Os operadores das nucleoelétricas são resistentes ao aperfeiçoamento de
sistemas de segurança por causa dos custos que isso pode acarretar. Sabem que o
aumento da segurança acaba impactando no valor do kilowatt/hora; o que pode
fazer com que a usina nuclear se torne menos viável economicamente comparada a
tantas outras maneiras de geração de energia elétrica. É tudo o que o operador
da área nuclear não quer – o operador e o construtor e quem vende o projeto, os
efetivos beneficiários desta insanidade que é a eletricidade nuclear.
Defendemos, o uso das fontes renováveis de
energia, e denunciamos a pouca importância, e mesmo o desprezo que o governo
brasileiro trata deste tema. Se recusando a participar de organismos
internacionais que promovam as fontes renováveis, em particular o Sol e o
vento. Como é o caso da Agência Internacional de Energia Renovável (IRENA),
fundada em junho de 2009, contando atualmente com 115 paises membros. E mais
recentemente o Clube de Renováveis (Renewables Club), criado em 1 de junho
último por iniciativa do governo alemão.
Fonte abundante, distribuída, gratuita,
inesgotável, com potencial enorme, o Brasil é privilegiado.

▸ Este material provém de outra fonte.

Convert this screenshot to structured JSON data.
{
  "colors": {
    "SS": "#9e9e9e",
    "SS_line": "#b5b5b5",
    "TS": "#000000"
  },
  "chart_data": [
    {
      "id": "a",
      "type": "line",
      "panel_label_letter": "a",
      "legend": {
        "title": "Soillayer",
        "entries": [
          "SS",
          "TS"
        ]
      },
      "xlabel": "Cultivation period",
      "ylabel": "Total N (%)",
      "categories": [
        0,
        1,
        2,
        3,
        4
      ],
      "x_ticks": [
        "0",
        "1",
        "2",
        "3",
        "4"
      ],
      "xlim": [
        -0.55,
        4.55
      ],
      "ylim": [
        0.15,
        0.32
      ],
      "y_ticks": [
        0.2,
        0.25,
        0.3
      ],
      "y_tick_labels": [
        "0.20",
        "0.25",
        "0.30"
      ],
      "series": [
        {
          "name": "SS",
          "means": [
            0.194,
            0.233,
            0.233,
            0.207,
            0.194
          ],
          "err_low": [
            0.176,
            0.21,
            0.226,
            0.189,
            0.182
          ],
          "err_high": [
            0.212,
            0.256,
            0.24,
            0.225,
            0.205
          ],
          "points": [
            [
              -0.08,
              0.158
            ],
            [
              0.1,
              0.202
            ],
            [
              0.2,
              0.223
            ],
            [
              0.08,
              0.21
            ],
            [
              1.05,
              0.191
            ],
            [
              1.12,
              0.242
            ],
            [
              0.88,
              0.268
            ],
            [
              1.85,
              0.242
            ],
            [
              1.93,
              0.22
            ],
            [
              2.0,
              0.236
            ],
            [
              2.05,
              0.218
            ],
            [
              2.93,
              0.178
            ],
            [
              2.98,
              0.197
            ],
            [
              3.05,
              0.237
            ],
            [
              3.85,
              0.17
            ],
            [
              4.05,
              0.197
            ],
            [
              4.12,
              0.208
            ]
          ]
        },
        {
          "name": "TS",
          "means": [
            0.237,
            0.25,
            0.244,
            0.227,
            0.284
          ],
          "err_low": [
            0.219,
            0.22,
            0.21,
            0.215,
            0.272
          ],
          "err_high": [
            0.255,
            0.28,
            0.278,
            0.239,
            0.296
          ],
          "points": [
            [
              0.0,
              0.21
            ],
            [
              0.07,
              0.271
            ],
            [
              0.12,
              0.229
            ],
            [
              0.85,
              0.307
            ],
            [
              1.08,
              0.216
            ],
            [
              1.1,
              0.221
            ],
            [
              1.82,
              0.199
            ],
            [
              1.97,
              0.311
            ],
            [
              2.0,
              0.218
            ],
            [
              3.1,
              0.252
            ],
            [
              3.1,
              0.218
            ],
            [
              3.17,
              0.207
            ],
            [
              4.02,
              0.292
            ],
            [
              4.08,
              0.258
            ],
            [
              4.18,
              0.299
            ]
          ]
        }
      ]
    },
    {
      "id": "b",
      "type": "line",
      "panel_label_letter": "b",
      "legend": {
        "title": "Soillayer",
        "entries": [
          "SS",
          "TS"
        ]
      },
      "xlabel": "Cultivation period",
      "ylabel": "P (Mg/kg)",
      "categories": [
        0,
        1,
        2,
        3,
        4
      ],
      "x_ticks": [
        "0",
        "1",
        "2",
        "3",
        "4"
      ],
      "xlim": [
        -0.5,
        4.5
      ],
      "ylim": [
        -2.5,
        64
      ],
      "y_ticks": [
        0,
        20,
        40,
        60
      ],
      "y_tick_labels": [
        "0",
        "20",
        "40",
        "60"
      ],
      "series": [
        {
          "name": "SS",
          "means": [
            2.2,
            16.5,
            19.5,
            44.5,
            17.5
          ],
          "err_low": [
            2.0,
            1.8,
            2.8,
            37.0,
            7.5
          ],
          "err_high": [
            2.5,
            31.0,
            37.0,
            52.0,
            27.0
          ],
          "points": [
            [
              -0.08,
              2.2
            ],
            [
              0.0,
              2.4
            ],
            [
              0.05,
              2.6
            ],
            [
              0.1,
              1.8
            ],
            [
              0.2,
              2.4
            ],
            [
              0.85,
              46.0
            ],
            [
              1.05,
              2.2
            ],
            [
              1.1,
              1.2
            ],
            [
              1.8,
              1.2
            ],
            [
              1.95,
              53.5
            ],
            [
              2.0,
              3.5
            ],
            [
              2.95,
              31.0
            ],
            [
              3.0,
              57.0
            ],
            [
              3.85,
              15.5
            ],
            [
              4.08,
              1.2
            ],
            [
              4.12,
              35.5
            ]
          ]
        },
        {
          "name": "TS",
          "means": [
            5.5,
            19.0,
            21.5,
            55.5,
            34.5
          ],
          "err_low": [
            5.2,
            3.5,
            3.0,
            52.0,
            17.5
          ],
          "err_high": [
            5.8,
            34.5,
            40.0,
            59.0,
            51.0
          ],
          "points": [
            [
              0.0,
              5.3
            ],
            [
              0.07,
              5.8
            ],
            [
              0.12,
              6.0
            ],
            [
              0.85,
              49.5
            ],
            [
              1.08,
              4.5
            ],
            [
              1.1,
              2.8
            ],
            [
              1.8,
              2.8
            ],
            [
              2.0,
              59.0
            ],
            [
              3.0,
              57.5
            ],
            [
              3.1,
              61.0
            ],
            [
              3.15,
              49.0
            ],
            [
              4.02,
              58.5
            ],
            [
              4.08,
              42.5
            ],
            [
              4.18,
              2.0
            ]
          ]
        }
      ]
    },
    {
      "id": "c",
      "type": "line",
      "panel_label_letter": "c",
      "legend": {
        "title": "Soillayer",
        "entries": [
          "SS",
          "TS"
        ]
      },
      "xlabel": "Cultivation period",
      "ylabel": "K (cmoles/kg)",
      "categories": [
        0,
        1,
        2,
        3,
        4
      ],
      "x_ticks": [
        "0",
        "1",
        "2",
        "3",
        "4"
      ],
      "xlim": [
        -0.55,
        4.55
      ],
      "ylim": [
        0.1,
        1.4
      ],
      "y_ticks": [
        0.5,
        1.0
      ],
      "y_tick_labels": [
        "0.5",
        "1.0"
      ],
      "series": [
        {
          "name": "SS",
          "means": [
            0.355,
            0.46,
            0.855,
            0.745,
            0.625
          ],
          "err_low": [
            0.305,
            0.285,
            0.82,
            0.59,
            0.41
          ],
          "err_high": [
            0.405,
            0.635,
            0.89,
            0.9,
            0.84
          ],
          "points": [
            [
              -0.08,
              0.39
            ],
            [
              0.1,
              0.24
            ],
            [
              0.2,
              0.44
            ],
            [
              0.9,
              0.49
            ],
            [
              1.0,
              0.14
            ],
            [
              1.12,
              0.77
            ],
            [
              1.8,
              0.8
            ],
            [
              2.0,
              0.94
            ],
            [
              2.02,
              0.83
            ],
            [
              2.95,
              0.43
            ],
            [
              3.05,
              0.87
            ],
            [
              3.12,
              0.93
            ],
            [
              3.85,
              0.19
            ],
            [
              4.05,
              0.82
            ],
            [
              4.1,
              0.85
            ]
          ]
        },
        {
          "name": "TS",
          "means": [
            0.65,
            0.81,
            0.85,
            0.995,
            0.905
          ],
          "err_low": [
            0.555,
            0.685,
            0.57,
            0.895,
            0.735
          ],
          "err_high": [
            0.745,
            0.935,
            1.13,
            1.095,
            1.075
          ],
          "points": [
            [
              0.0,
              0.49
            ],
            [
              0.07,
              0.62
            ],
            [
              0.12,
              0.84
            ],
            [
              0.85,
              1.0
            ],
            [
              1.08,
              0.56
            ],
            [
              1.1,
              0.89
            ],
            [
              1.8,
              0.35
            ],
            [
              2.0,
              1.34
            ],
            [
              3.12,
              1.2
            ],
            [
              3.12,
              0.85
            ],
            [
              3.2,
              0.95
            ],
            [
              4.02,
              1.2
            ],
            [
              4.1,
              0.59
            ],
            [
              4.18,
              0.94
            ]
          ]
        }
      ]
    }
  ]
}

Mas o que se
constata é que os planejadores a desprezam completamente. Aqui cabe, portanto
ao Congresso Nacional a aprovação das iniciativas legislativas de
regulamentação da produção e comercialização de energias renováveis, em
particular da energia solar.
Defendemos, a descentralização da produção e do uso de
energia diminuindo o desperdício e a emissão de gases que provocam aquecimento
e mudanças climáticas. Na região em que há menos insolação no Brasil, ela é
superior quatro vezes à da Alemanha, que é líder na produção descentralizada de
energia solar. Exigimos respeito e reconhecimento da capacidade energética do Sol
que incide sobre todo o Brasil, exigindo que nossa política energética seja
essencialmente solar, complementada pela eólica, ambas descentralizadas e com
participação da comunidade. Com isso, o Brasil entrará verdadeiramente no rol
dos países que lideram as mudanças que a Terra está exigindo.
E para finalizar, conclamamos a todas e todos a se
posicionarem contra a energia nuclear, e se juntarem ao Movimento por uma Nova
Política Energética (http://fmclimaticas.org.br/ver_desc.php?id_noticias=599),
lançado em maio último, em Brasília, e subscrito por mais de 50 organizações,
entidades e pesquisadores.
_______________________
* Apresentado na Audiência Pública da Comissão de Meio Ambiente e
Desenvolvimento Sustentável, ocorrida em 25/6/2013 na Câmara dos Deputados.